2. the opponent touches the table with either hand before striking the ball.
3. the opponent's footrest or foot touches the floor during play.

===Wheelchairs===
Wheelchairs must have at least two large wheels and one small wheel. If the wheels on the player's wheelchair become dislodged and the wheelchair has no more than two wheels, then the rally must be stopped immediately and a point awarded to their opponent.

The height of one or maximum two cushions is limited to 15 cm in playing conditions with no other addition to the wheelchair. In team and class events, no part of the body above the knees may be attached to the chair as this could improve balance.

==Equipment and playing conditions==
A player may not normally wear any part of a tracksuit during play. A player with a physical disability, either in a wheelchair or standing, may wear the trousers portion of a tracksuit during play, but jeans are not permitted.

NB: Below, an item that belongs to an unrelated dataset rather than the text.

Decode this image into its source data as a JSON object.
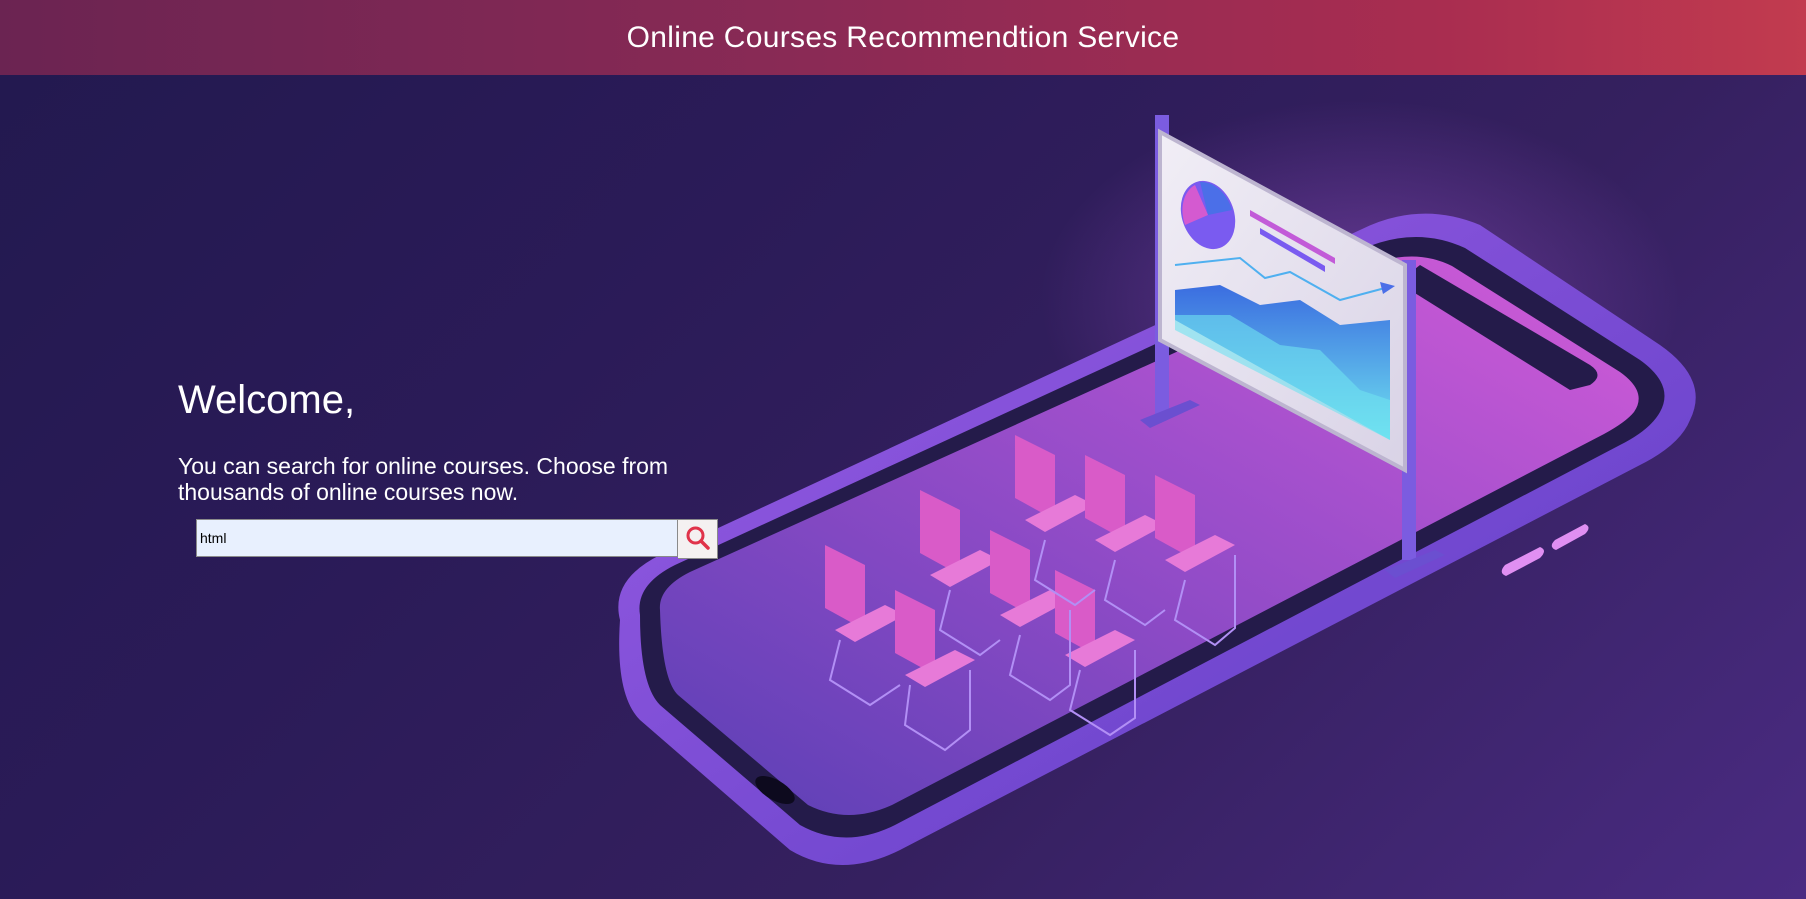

Table legs shall be at least 40 cm from the end line of the table for wheelchair players. In international competitions, the playing space is not less than 14m long, 7m wide and the flooring shall not be concrete. The space for wheelchair events may be reduced to 8m long and 6m wide. The flooring may be of concrete for wheelchair events, which is prohibited on other occasions.

==Competitions==
Five levels of international competitions are sanctioned. Factor of the tournament is counted in the tournament credit system used for qualification purpose of some tournaments. Players participate in regional championships (Fa50) earn 50 credit points. The tournament credit for the 2012 Summer Paralympics is 80 credit points must be met during a period starting on 4 November 2010 until 31 December 2011. It's also required a minimum tournament credit for the qualification of World Para Table Tennis Championships.

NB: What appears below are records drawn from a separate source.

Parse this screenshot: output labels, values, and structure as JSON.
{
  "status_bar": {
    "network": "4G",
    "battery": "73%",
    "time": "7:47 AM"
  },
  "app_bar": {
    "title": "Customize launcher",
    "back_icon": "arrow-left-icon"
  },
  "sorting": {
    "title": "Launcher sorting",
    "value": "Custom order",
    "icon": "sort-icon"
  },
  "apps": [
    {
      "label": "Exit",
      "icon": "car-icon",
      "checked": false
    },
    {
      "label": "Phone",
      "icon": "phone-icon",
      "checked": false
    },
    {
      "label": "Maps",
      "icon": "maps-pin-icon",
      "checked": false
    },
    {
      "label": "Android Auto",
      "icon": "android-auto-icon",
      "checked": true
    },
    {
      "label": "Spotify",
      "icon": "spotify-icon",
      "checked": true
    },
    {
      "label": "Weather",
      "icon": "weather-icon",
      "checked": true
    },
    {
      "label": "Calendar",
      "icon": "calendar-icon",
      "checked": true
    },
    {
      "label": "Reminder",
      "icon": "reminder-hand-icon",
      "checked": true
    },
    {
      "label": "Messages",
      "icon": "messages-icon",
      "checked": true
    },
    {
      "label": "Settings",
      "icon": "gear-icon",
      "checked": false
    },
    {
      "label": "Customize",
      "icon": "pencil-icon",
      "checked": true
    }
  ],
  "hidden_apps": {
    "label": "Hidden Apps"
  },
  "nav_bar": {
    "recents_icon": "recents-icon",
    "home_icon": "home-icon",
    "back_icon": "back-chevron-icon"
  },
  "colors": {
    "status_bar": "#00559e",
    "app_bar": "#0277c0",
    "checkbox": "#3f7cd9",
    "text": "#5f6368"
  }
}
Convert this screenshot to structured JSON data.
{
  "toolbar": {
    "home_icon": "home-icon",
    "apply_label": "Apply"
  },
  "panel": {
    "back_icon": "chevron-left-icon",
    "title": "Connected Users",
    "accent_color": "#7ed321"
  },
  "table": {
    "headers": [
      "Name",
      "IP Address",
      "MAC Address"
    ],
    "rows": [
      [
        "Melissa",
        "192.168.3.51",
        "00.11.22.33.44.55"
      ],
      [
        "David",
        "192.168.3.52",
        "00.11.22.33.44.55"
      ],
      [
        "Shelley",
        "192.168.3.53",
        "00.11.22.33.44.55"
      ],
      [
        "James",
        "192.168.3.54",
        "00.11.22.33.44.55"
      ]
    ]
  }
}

| Competitions | Factor | Sanctioned by | Cycle of sanctioned competitions |
| Summer Paralympic Games | Fa100 | IPC | Quadrennial, year 0 |
| World Para Table Tennis Championships | Fa80 | ITTF | Quadrennial, year 2 |
| Regional Championships (Africa, Americas, Asia, Europe, Oceania) | Fa50 | ITTF Para Table Tennis Division Continental associations | Biennial, year 1 and 3 |
| International Tournaments | Fa40 | ITTF Para Table Tennis Division | Annual |
Fa20

==Notable players==

- Ibrahim Hamadtou, an Egyptian Class 6 Champion, is one of the most well-known Paralympic table tennis players, since his YouTube video went viral. Hamadtou has won many awards, including silver medals in African Para table tennis Championships held in 2013 and 2011. He holds his racket with his mouth.
- Natalia Partyka, a Four-time Olympian, participates in Class 10 events at the para table tennis tournaments, representing Poland. Born without a right hand and forearm, she participates in competitions for able-bodied athletes as well as in competitions for athletes with disabilities. Partyka reached the last 32 of the London 2012 Olympic women's table tennis.